Mouse embryonic fibroblasts (human IR-B isoform)

Receptor binding studies with the insulin receptor in membranes of mouse embryonic fibroblasts derived from IGF-1 receptor knock-out mice and that solely expressed the human IR-B isoform were performed as described in detail previously19. Binding data were analyzed and the dissociation constant (Kd) was determined with GraphPad Prism 5 software using a method of non-linear regression and a one-site fitting program and taking into account potential depletion of free ligand. Kd values of analogues were determined by the same procedure as for IR-A. The dissociation constant of human 125I-insulin was set to 0.3 nM.

Mouse embryonic fibroblasts (human IGF-1R)
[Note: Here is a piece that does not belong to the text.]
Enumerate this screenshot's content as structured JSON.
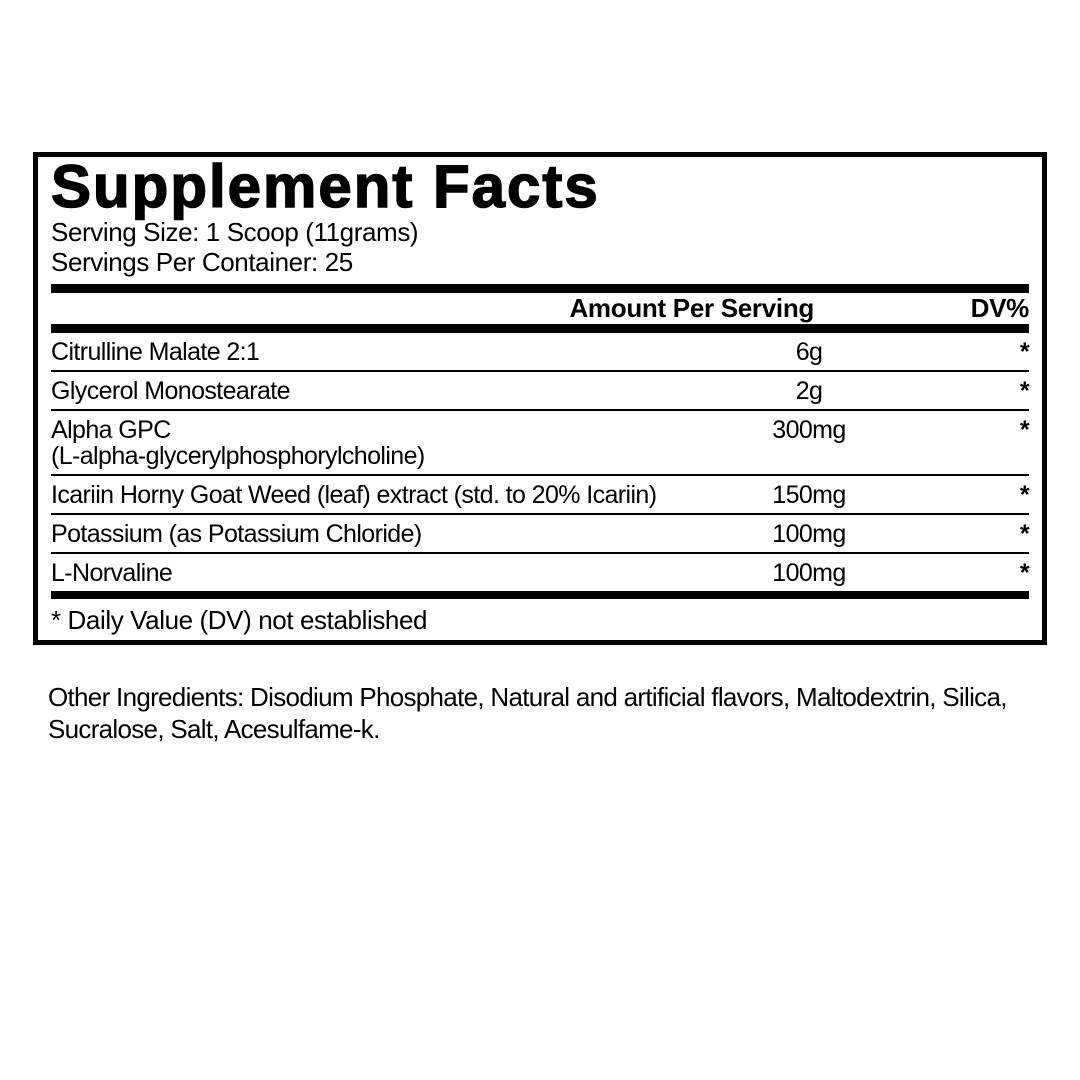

Receptor binding studies with the IGF-1 receptor in membranes of mouse embryonic fibroblasts derived from IGF-1R knock-out mice and transfected with human IGF-1R were performed as described previously52. Binding data were analyzed and the dissociation constants determined by the same method as for IR-B. The dissociation constant of human 125I-IGF-1 was set to 0.2 nM. Mouse embryonic fibroblasts expressing human IR-B or IGF-1R were a kind gift of Prof. Antonino Belfiore (University of Magna Grecia, Catanzaro, Italy) and Prof. Renato Baserga (Thomas Jefferson University, Philadelphia, PA, USA).

Additional Information

Accession codes: Atomic coordinates and experimental data sets have been deposited in PDB under following accession codes: 5boq—analogue 2; 5bpo—analogue 10; 5bqq—analogue 11, 2n2v (pH 1.9) and 2n2w (pH 8)—analogue 8; and 2n2x (pH 1.9)—analogue 12. Assigned chemical shifts for the solution structures were deposited in BMRB under following codes: 25613 (pH 1.9); 25614 (pH 8)—analogue 8; and 25615 (pH 1.9)—analogue 12.

How to cite this article: Viková, J. et al. Rational steering of insulin binding specificity by intra-chain chemical crosslinking. Sci. Rep. 6, 19431; doi: 10.1038/srep19431 (2016).